Sources say the updated Accord will draw styling cues from Honda’s wedge-shaped 0 Series electric sedan, featuring slimmer headlights, new taillights, a reworked grille, and a completely revamped rear end. The goal is a modern, futuristic design that bridges Honda’s combustion present and its EV ambitions. The car is expected at dealers in the second half of 2027.
The timing is not accidental. General Motors is preparing to launch a wave of new car-based models around the same period, and the Toyota Camry already leapfrogged the Accord in visual presence with its latest generation. Honda’s mid-sizer has been losing the showroom beauty contest for two years running.
Robinson offered a telling insight into who still buys sedans in 2025. “People who buy sedans now buy them because they love sedans,” he said. “They tend to be more oriented toward sporty designs.” The casual sedan buyer defected to crossovers long ago, and the ones who remain are enthusiasts of the form who want something that looks like it deserves their loyalty.

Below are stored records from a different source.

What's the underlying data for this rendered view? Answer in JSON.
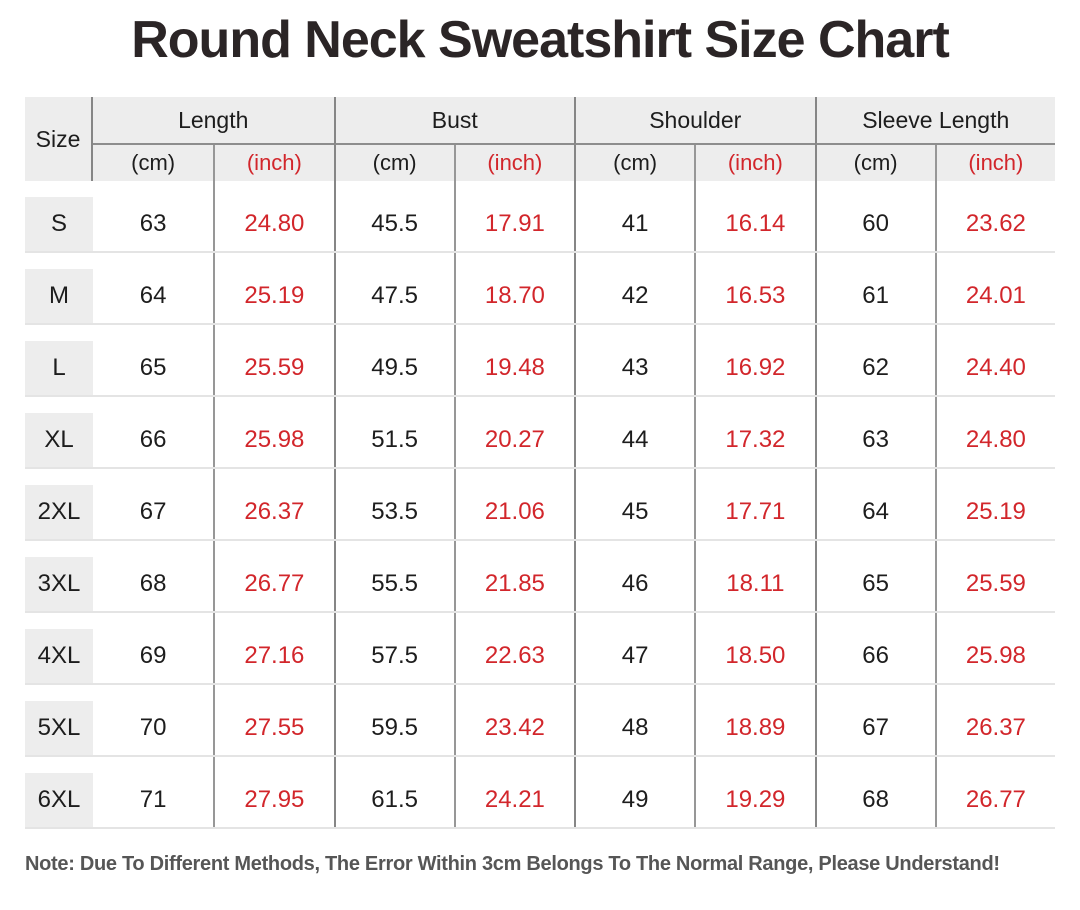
{
  "title": "Round Neck Sweatshirt Size Chart",
  "note": "Note: Due To Different Methods, The Error Within 3cm Belongs To The Normal Range, Please Understand!",
  "colors": {
    "accent_red": "#d2262b",
    "header_bg": "#ededed",
    "size_cell_bg": "#ededed",
    "group_line": "#868686",
    "unit_line": "#979797",
    "row_divider": "#e4e4e4",
    "text": "#1d1d1d",
    "note_text": "#565656"
  },
  "table": {
    "size_header": "Size",
    "groups": [
      {
        "label": "Length"
      },
      {
        "label": "Bust"
      },
      {
        "label": "Shoulder"
      },
      {
        "label": "Sleeve Length"
      }
    ],
    "unit_cm": "(cm)",
    "unit_inch": "(inch)",
    "rows": [
      {
        "size": "S",
        "length_cm": "63",
        "length_in": "24.80",
        "bust_cm": "45.5",
        "bust_in": "17.91",
        "shoulder_cm": "41",
        "shoulder_in": "16.14",
        "sleeve_cm": "60",
        "sleeve_in": "23.62"
      },
      {
        "size": "M",
        "length_cm": "64",
        "length_in": "25.19",
        "bust_cm": "47.5",
        "bust_in": "18.70",
        "shoulder_cm": "42",
        "shoulder_in": "16.53",
        "sleeve_cm": "61",
        "sleeve_in": "24.01"
      },
      {
        "size": "L",
        "length_cm": "65",
        "length_in": "25.59",
        "bust_cm": "49.5",
        "bust_in": "19.48",
        "shoulder_cm": "43",
        "shoulder_in": "16.92",
        "sleeve_cm": "62",
        "sleeve_in": "24.40"
      },
      {
        "size": "XL",
        "length_cm": "66",
        "length_in": "25.98",
        "bust_cm": "51.5",
        "bust_in": "20.27",
        "shoulder_cm": "44",
        "shoulder_in": "17.32",
        "sleeve_cm": "63",
        "sleeve_in": "24.80"
      },
      {
        "size": "2XL",
        "length_cm": "67",
        "length_in": "26.37",
        "bust_cm": "53.5",
        "bust_in": "21.06",
        "shoulder_cm": "45",
        "shoulder_in": "17.71",
        "sleeve_cm": "64",
        "sleeve_in": "25.19"
      },
      {
        "size": "3XL",
        "length_cm": "68",
        "length_in": "26.77",
        "bust_cm": "55.5",
        "bust_in": "21.85",
        "shoulder_cm": "46",
        "shoulder_in": "18.11",
        "sleeve_cm": "65",
        "sleeve_in": "25.59"
      },
      {
        "size": "4XL",
        "length_cm": "69",
        "length_in": "27.16",
        "bust_cm": "57.5",
        "bust_in": "22.63",
        "shoulder_cm": "47",
        "shoulder_in": "18.50",
        "sleeve_cm": "66",
        "sleeve_in": "25.98"
      },
      {
        "size": "5XL",
        "length_cm": "70",
        "length_in": "27.55",
        "bust_cm": "59.5",
        "bust_in": "23.42",
        "shoulder_cm": "48",
        "shoulder_in": "18.89",
        "sleeve_cm": "67",
        "sleeve_in": "26.37"
      },
      {
        "size": "6XL",
        "length_cm": "71",
        "length_in": "27.95",
        "bust_cm": "61.5",
        "bust_in": "24.21",
        "shoulder_cm": "49",
        "shoulder_in": "19.29",
        "sleeve_cm": "68",
        "sleeve_in": "26.77"
      }
    ]
  },
  "chart_data": {
    "type": "table",
    "title": "Round Neck Sweatshirt Size Chart",
    "columns": [
      "Size",
      "Length (cm)",
      "Length (inch)",
      "Bust (cm)",
      "Bust (inch)",
      "Shoulder (cm)",
      "Shoulder (inch)",
      "Sleeve Length (cm)",
      "Sleeve Length (inch)"
    ],
    "rows": [
      [
        "S",
        63,
        24.8,
        45.5,
        17.91,
        41,
        16.14,
        60,
        23.62
      ],
      [
        "M",
        64,
        25.19,
        47.5,
        18.7,
        42,
        16.53,
        61,
        24.01
      ],
      [
        "L",
        65,
        25.59,
        49.5,
        19.48,
        43,
        16.92,
        62,
        24.4
      ],
      [
        "XL",
        66,
        25.98,
        51.5,
        20.27,
        44,
        17.32,
        63,
        24.8
      ],
      [
        "2XL",
        67,
        26.37,
        53.5,
        21.06,
        45,
        17.71,
        64,
        25.19
      ],
      [
        "3XL",
        68,
        26.77,
        55.5,
        21.85,
        46,
        18.11,
        65,
        25.59
      ],
      [
        "4XL",
        69,
        27.16,
        57.5,
        22.63,
        47,
        18.5,
        66,
        25.98
      ],
      [
        "5XL",
        70,
        27.55,
        59.5,
        23.42,
        48,
        18.89,
        67,
        26.37
      ],
      [
        "6XL",
        71,
        27.95,
        61.5,
        24.21,
        49,
        19.29,
        68,
        26.77
      ]
    ],
    "note": "Note: Due To Different Methods, The Error Within 3cm Belongs To The Normal Range, Please Understand!"
  }
}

Inside, the refreshed Accord will reportedly get a larger infotainment screen while preserving the driver-focused cockpit layout that has been a quiet strength of the current car. Under the skin, expect the existing powertrain lineup to carry over largely unchanged. Honda may graft in the S+ Shift system from the new Prelude, which sharpens the hybrid’s simulated shift points to deliver something closer to a conventional transmission feel.

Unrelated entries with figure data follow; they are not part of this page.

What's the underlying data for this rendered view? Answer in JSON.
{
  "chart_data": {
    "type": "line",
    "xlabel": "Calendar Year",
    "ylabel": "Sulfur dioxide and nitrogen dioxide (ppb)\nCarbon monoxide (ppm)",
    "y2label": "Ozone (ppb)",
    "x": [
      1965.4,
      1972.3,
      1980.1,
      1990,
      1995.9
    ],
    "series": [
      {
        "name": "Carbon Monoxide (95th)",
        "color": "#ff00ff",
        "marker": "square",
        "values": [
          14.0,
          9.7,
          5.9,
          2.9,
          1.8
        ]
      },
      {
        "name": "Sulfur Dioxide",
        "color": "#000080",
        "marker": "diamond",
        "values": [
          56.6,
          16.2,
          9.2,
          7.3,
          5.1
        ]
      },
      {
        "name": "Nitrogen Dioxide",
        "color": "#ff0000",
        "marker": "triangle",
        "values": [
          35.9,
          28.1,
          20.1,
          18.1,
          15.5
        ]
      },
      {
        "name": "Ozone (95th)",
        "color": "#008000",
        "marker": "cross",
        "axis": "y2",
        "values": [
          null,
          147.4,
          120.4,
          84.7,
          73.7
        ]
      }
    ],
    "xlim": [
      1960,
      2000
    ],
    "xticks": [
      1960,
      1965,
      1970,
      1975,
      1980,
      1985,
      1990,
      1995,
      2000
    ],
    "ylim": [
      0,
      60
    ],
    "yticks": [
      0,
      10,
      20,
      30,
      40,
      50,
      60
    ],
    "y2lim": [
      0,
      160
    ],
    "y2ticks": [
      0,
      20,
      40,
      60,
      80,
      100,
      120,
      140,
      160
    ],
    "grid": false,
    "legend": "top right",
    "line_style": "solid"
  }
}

Here’s the paradox Honda is navigating: Accord sales are up nearly 30 percent this year despite the bland styling everyone acknowledges. High gas prices and affordability concerns are pushing buyers back toward efficient sedans, and the Accord remains a deeply rational choice. So Honda is updating a car that’s already selling well, betting that stronger design will protect those gains as competition intensifies.
The Accord isn’t the only Honda getting a testosterone injection. The Passport, which launched a boxier, more rugged look for 2026 to immediate success, will reportedly get further tweaks including additional ride height and suspension changes for an even more aggressive stance. The off-road-oriented TrailSport trim already accounts for a majority of Passport sales, a signal Honda reads clearly.
Robinson described the Passport’s direction with vocabulary you don’t typically hear from Honda’s planning department: “more testosterone,” “more masculine.” It’s a deliberate pivot for a brand that has historically sold restraint and refinement.
Honda plans to keep the current-generation Accord alive through the end of the decade, which means this refresh needs to carry the car for at least three more years against freshened rivals. Borrowing design language from the 0 Series is a clever hedge. It makes the Accord look forward without requiring the investment of a clean-sheet redesign, and it subtly familiarizes buyers with Honda’s electric design direction before they ever have to consider an EV.
The underlying bet is straightforward. Sedans aren’t dead; they’re just being bought by pickier customers who won’t settle for anonymous styling. Honda heard them. Whether the execution matches the executive rhetoric is a question for late 2027.